Vehicle Overview
Entry-level BMW shoppers who want a little more power than the 325 provides can step up to the 330, which holds a larger six-cylinder engine. In addition to the two four-door models — the rear-wheel-drive 330i and all-wheel-drive 330xi — the lineup includes a 330Ci coupe and convertible. Unlike the 325, there is no 330 wagon.

As with the 325, the 330Ci coupe and convertible earned a substantial freshening for their launch as early 2004 models. Sedans for the 2004 model year were released in the fall of 2003, with mildly touched-up front ends that included black headlight surrounds.

New front ends for the 330Ci coupe and convertible feature lighting units that sweep upward as they wrap around the bodysides. A wider grille sits below a hood with modified contours. The wheel openings are more prominently flared than before.

Xenon high-intensity-discharge headlights are available either alone or with an adaptive feature that steers the headlights into oncoming curves. New LED taillights incorporate adaptive brake lights. Rain-sensing wipers and automatic headlight control are now standard on all models. New options include Sirius Satellite Radio and Bluetooth wireless technology.

A new six-speed-manual gearbox replaces the previous five-speed-manual unit. BMW’s six-speed Sequential Manual Gearbox (SMG) is available on all rear-drive models with a Sport Package; that package gets new five-spoke alloy wheels. The 330i Performance Package is now offered with a five-speed Steptronic automatic transmission. All versions except the 330xi sedan have rear-wheel drive; that model is equipped with all-wheel drive. All-wheel-drive models include Dynamic Stability Control, which reduces engine power and applies the brakes to help prevent skids.

Each body style in the 325 and 330 series exhibits BMW’s familiar look, with four round wraparound-style headlights and a twin-kidney grille. Last year, two- and four-door models looked different up front, but the 2004s have moved closer together in appearance.

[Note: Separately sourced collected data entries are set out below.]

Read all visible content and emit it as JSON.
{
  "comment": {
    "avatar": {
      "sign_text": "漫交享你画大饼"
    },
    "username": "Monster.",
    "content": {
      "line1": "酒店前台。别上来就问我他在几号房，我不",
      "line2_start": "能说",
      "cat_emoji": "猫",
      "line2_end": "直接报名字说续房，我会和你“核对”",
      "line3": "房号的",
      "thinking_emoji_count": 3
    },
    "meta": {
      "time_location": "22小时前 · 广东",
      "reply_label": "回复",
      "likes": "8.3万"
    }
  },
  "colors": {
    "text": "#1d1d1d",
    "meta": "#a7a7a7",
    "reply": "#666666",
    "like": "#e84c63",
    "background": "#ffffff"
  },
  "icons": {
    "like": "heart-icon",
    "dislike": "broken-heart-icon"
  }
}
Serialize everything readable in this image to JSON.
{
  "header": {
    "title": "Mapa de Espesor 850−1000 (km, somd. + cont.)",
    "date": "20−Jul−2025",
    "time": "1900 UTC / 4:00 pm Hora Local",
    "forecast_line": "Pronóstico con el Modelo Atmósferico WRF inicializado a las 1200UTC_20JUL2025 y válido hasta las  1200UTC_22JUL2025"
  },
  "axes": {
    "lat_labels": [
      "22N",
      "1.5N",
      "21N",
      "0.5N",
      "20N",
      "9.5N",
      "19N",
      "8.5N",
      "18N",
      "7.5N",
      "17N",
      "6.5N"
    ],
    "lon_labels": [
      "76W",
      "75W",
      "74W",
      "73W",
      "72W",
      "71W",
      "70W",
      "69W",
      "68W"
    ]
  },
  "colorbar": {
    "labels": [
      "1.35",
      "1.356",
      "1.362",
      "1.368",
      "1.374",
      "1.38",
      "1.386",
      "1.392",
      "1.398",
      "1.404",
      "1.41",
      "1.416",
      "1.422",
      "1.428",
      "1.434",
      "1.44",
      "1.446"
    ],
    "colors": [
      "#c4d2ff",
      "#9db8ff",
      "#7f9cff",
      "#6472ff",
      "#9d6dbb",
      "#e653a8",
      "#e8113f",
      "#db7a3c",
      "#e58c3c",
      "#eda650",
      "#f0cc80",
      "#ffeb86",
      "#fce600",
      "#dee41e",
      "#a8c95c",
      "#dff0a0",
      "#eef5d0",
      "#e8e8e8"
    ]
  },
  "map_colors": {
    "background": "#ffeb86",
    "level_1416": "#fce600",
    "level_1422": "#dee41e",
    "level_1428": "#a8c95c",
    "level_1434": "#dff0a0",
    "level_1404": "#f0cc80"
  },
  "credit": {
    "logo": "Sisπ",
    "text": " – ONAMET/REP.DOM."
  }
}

The 330Ci coupe and convertible are 176.7 inches long overall, while the sedan measures 176 inches in length. The windshields on the coupe and convertible are slanted 2 degrees more than the sedan’s, and the convertible has a power folding top.

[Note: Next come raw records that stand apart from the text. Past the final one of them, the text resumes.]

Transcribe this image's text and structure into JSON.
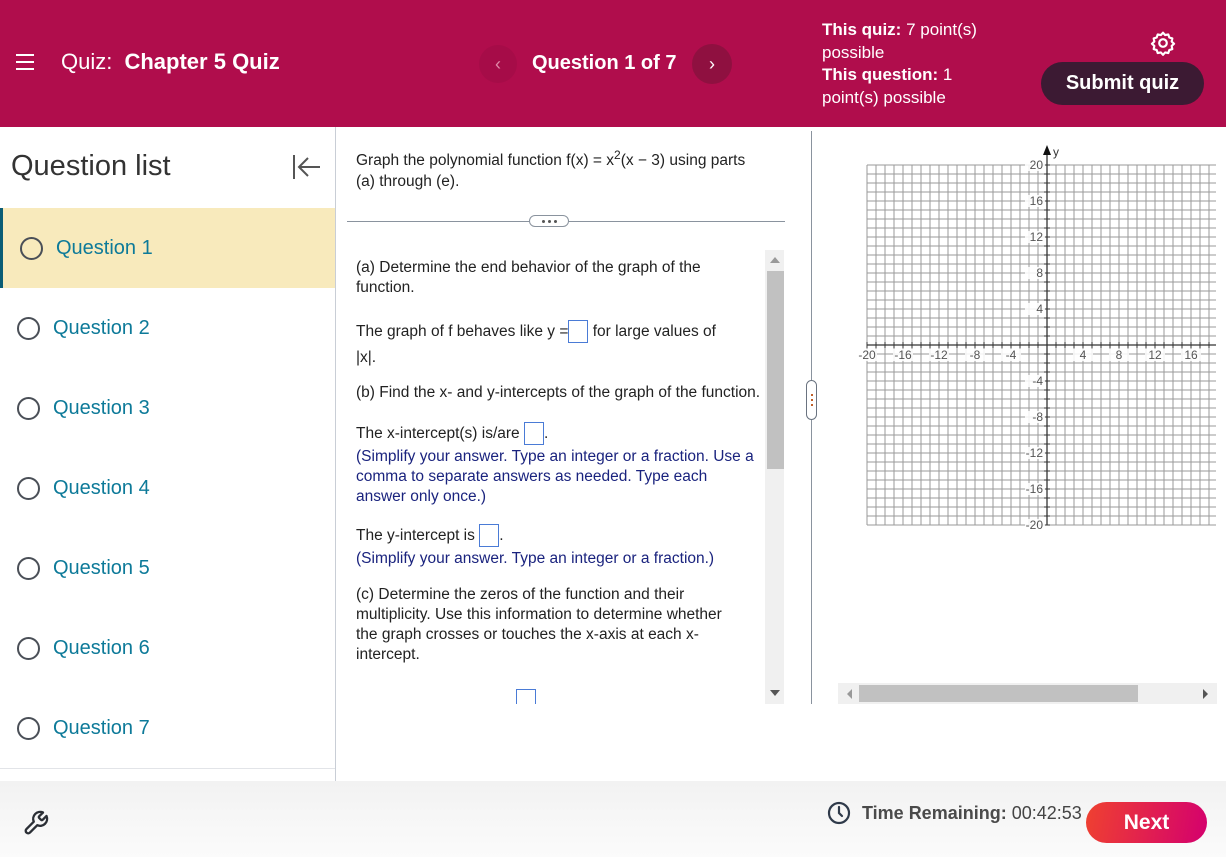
{
  "header": {
    "menu_icon": "hamburger-icon",
    "quiz_prefix": "Quiz:",
    "quiz_name": "Chapter 5 Quiz",
    "nav_prev_icon": "chevron-left-icon",
    "nav_label": "Question 1 of 7",
    "nav_next_icon": "chevron-right-icon",
    "quiz_points_label": "This quiz:",
    "quiz_points_value": "7 point(s) possible",
    "question_points_label": "This question:",
    "question_points_value": "1 point(s) possible",
    "settings_icon": "gear-icon",
    "submit_label": "Submit quiz"
  },
  "sidebar": {
    "title": "Question list",
    "collapse_icon": "collapse-left-icon",
    "items": [
      {
        "label": "Question 1",
        "active": true
      },
      {
        "label": "Question 2",
        "active": false
      },
      {
        "label": "Question 3",
        "active": false
      },
      {
        "label": "Question 4",
        "active": false
      },
      {
        "label": "Question 5",
        "active": false
      },
      {
        "label": "Question 6",
        "active": false
      },
      {
        "label": "Question 7",
        "active": false
      }
    ]
  },
  "question": {
    "stem_before": "Graph the polynomial function f(x) = x",
    "stem_sup": "2",
    "stem_after": "(x − 3) using parts (a) through (e).",
    "more_icon": "ellipsis-icon",
    "part_a": "(a) Determine the end behavior of the graph of the function.",
    "part_a_answer_before": "The graph of f behaves like y =",
    "part_a_answer_after": "for large values of",
    "part_a_answer_tail": "|x|.",
    "part_a_value": "",
    "part_b": "(b) Find the x- and y-intercepts of the graph of the function.",
    "x_intercept_label": "The x-intercept(s) is/are",
    "x_intercept_value": "",
    "x_intercept_hint": "(Simplify your answer. Type an integer or a fraction. Use a comma to separate answers as needed. Type each answer only once.)",
    "y_intercept_label": "The y-intercept is",
    "y_intercept_value": "",
    "y_intercept_hint": "(Simplify your answer. Type an integer or a fraction.)",
    "part_c": "(c) Determine the zeros of the function and their multiplicity. Use this information to determine whether the graph crosses or touches the x-axis at each x-intercept."
  },
  "graph": {
    "y_axis_label": "y",
    "x_range": [
      -20,
      20
    ],
    "y_range": [
      -20,
      20
    ],
    "major_step": 4,
    "minor_step": 1,
    "x_tick_labels": [
      "-20",
      "-16",
      "-12",
      "-8",
      "-4",
      "4",
      "8",
      "12",
      "16"
    ],
    "y_tick_labels": [
      "20",
      "16",
      "12",
      "8",
      "4",
      "-4",
      "-8",
      "-12",
      "-16",
      "-20"
    ]
  },
  "footer": {
    "tools_icon": "wrench-icon",
    "clock_icon": "clock-icon",
    "time_label": "Time Remaining:",
    "time_value": "00:42:53",
    "next_label": "Next"
  }
}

The 330 sedan versions hold five people, while the coupe and convertible are four-seaters. Space is ample up front with twin bucket seats, but passengers can’t stretch their legs in the backseat. A typical BMW dashboard has large, easy-to-read gauges. Simple stereo and climate control push-buttons are within easy reach.

Under the Hood
BMW’s 3.0-liter inline-six-cylinder engine cranks out 225 horsepower and 214 pounds-feet of torque. A Performance Package for the 330 raises the 3.0-liter engine’s output to 235 hp and 222 pounds-feet of torque. It teams with either a new six-speed-manual gearbox, a six-speed SMG or a five-speed-automatic transmission, which has a provision for manually selected gear changes.

Antilock brakes, traction control, and side-impact and side curtain-type airbags for the front seats are standard. Rear-seat side-impact airbags are optional in the sedan.

Driving Impressions
Plenty of enthusiasts still consider BMW the standard by which sporty makes are judged. In both everyday and demanding driving, athletic maneuvering is the BMW norm.

Both 3 Series models promise spirited performance and crisp handling, but the 330 delivers greater exuberance than its 325 companion. The 3.0-liter engine feels so strong that it almost asks to be restrained a bit. BMW’s manual gearshift is sheer joy to manipulate. Clutch behavior is performance oriented, so achieving truly smooth takeoffs requires some practice.

Available all-wheel drive is a bonus in the Snow Belt. The seats are firm and driver oriented, but getting in and out isn’t as easy as it is in some cars.